Despite this encouraging note, dark clouds are gathering on the horizon as the two factors mentioned above are losing momentum. Indeed, China’s iron ore port inventory rose dramatically this year and reached almost 130 million tons as of February 24th. On the other hand, over the same period, steel production continued to inch lower, suggesting that there is a strong imbalance between demand and supply. Finally, on a trade-weighted basis the Aussie is back to levels last seen in summer 2015, which makes the RBA very unhappy with the situation. Indeed, the central bank has reiterated many times that the Aussie is overvalued and may be ready to take some action to adjust this situation. Taking into account the two factors exposed above, we believe that the Aussie rally has come to an end and that a correction is looming. We do not exclude the RBA to cut rates next week but in our opinion it appears very unlikely as US-AUD rates continue to converge. We anticipate AUD/USD to return quickly toward $0.75 and do not rule out further weakness for the pair should the dollar rally continue with $0.74 as the next target.

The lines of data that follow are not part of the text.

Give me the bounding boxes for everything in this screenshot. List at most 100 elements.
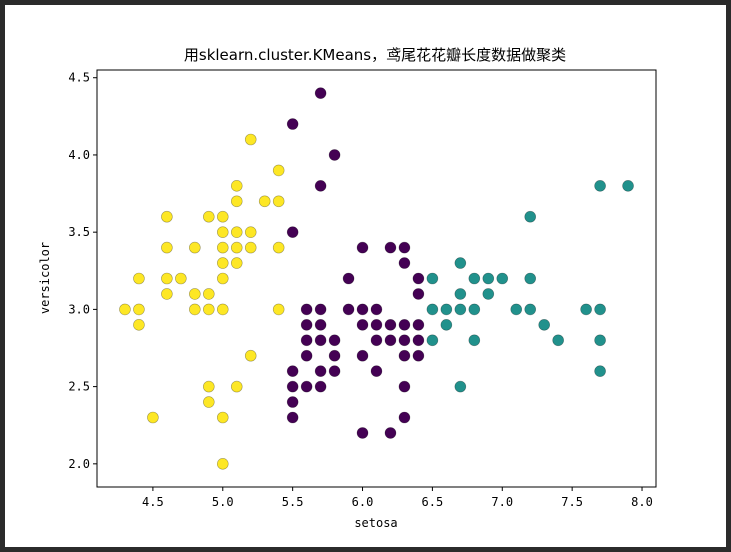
data-point-cluster-2: [328, 334, 341, 347]
data-point-cluster-2: [286, 411, 299, 424]
data-point-cluster-2: [286, 118, 299, 130]
data-point-cluster-2: [300, 380, 313, 393]
data-point-cluster-2: [356, 349, 369, 362]
data-point-cluster-2: [412, 319, 425, 331]
data-point-cluster-3: [538, 319, 551, 331]
data-point-cluster-2: [398, 319, 411, 331]
y-tick-label: 4.5: [68, 71, 90, 85]
data-point-cluster-1: [216, 257, 229, 269]
x-tick-label: 4.5: [142, 495, 164, 509]
data-point-cluster-3: [426, 334, 439, 347]
data-point-cluster-2: [314, 334, 327, 347]
data-point-cluster-1: [216, 210, 229, 223]
data-point-cluster-3: [482, 288, 495, 300]
data-point-cluster-1: [244, 241, 257, 254]
data-point-cluster-2: [370, 334, 383, 347]
data-point-cluster-1: [161, 210, 173, 223]
data-point-cluster-3: [440, 303, 453, 316]
data-point-cluster-1: [244, 133, 257, 146]
data-point-cluster-2: [370, 319, 383, 331]
x-tick-label: 6.0: [352, 495, 374, 509]
data-point-cluster-1: [230, 180, 243, 192]
data-point-cluster-1: [133, 272, 145, 285]
data-point-cluster-2: [300, 334, 313, 347]
data-point-cluster-1: [203, 380, 215, 393]
data-point-cluster-3: [510, 303, 523, 316]
data-point-cluster-1: [216, 226, 229, 238]
data-point-cluster-2: [384, 427, 397, 439]
x-axis-ticks: 4.5 5.0 5.5 6.0 6.5 7.0 7.5 8.0: [142, 487, 653, 509]
data-point-cluster-3: [580, 303, 592, 316]
data-point-cluster-3: [496, 272, 509, 285]
data-point-cluster-2: [398, 241, 411, 254]
data-point-cluster-2: [328, 349, 341, 362]
plot-area: [96, 69, 657, 488]
data-point-cluster-1: [189, 303, 201, 316]
data-point-cluster-1: [216, 272, 229, 285]
data-point-cluster-1: [189, 241, 201, 254]
data-point-cluster-3: [594, 334, 606, 347]
data-point-cluster-2: [314, 365, 327, 377]
data-point-cluster-2: [356, 303, 369, 316]
data-point-cluster-3: [454, 257, 467, 269]
data-point-cluster-2: [398, 349, 411, 362]
data-point-cluster-2: [412, 334, 425, 347]
scatter-points: [119, 87, 634, 470]
data-point-cluster-3: [426, 303, 439, 316]
data-point-cluster-1: [133, 303, 145, 316]
y-tick-label: 3.5: [68, 225, 90, 239]
chart-title: 用sklearn.cluster.KMeans，鸢尾花花瓣长度数据做聚类: [184, 46, 566, 64]
data-point-cluster-1: [216, 303, 229, 316]
data-point-cluster-2: [384, 319, 397, 331]
data-point-cluster-2: [286, 365, 299, 377]
data-point-cluster-1: [216, 411, 229, 424]
data-point-cluster-3: [552, 334, 564, 347]
data-point-cluster-2: [300, 349, 313, 362]
data-point-cluster-3: [594, 303, 606, 316]
data-point-cluster-3: [468, 334, 481, 347]
data-point-cluster-2: [356, 427, 369, 439]
data-point-cluster-1: [203, 303, 215, 316]
data-point-cluster-1: [203, 396, 215, 408]
data-point-cluster-2: [356, 319, 369, 331]
data-point-cluster-1: [230, 226, 243, 238]
x-tick-label: 5.5: [282, 495, 304, 509]
x-tick-label: 7.5: [561, 495, 583, 509]
data-point-cluster-1: [216, 458, 229, 470]
data-point-cluster-2: [398, 334, 411, 347]
data-point-cluster-2: [314, 180, 327, 192]
data-point-cluster-2: [328, 149, 341, 161]
data-point-cluster-2: [300, 319, 313, 331]
data-point-cluster-2: [370, 303, 383, 316]
data-point-cluster-3: [622, 180, 634, 192]
x-tick-label: 8.0: [631, 495, 653, 509]
data-point-cluster-1: [161, 272, 173, 285]
x-tick-label: 6.5: [422, 495, 444, 509]
data-point-cluster-3: [468, 303, 481, 316]
data-point-cluster-1: [272, 164, 285, 177]
data-point-cluster-3: [454, 303, 467, 316]
data-point-cluster-1: [203, 288, 215, 300]
data-point-cluster-2: [314, 303, 327, 316]
data-point-cluster-1: [230, 257, 243, 269]
data-point-cluster-2: [314, 380, 327, 393]
data-point-cluster-2: [300, 303, 313, 316]
data-point-cluster-1: [161, 288, 173, 300]
data-point-cluster-1: [189, 288, 201, 300]
y-tick-label: 2.0: [68, 457, 90, 471]
data-point-cluster-2: [412, 288, 425, 300]
data-point-cluster-2: [398, 257, 411, 269]
data-point-cluster-3: [594, 180, 606, 192]
y-tick-label: 4.0: [68, 148, 90, 162]
data-point-cluster-3: [440, 319, 453, 331]
data-point-cluster-3: [594, 365, 606, 377]
y-axis-label: versicolor: [38, 242, 52, 314]
data-point-cluster-3: [454, 288, 467, 300]
data-point-cluster-1: [119, 303, 131, 316]
data-point-cluster-3: [524, 303, 537, 316]
data-point-cluster-1: [216, 241, 229, 254]
data-point-cluster-2: [314, 87, 327, 99]
data-point-cluster-3: [468, 272, 481, 285]
data-point-cluster-2: [286, 396, 299, 408]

Bank of Canada keeps rates unchanged
(Yann Quelenn, market analyst)
Yesterday the USDCAD surged above 1.33 after the Bank of Canada held rates its unchanged at 0.5%.
We believe that the BoC is still in wait and see mode since Donald Trump’s ascension to the oval office. The Fed is now expected to increase rates by March and there is clear monetary policy divergence between the US and Canada for the time being.
Trump’s policies are likely to weigh on the Canadian economy and the key issue remains around the NAFTA (North American Free Trade Agreement), which is likely to be renegotiated. The global outlook has not changed much and what the new US president will deliver is of very high interest for Canadian policymakers.
In any case, one cannot blame Trump for subdued economic conditions in Canada, whose central bank revealed in a short statement that its forecasts are in line with recent data.
It is nonetheless clear that fundamentals are mixed. Canadian wage growth has hardly picked up. However, it is worth noting that inflation spiked in January to its highest level in two years but we believe that this is a temporary effect due to higher commodity and oil prices.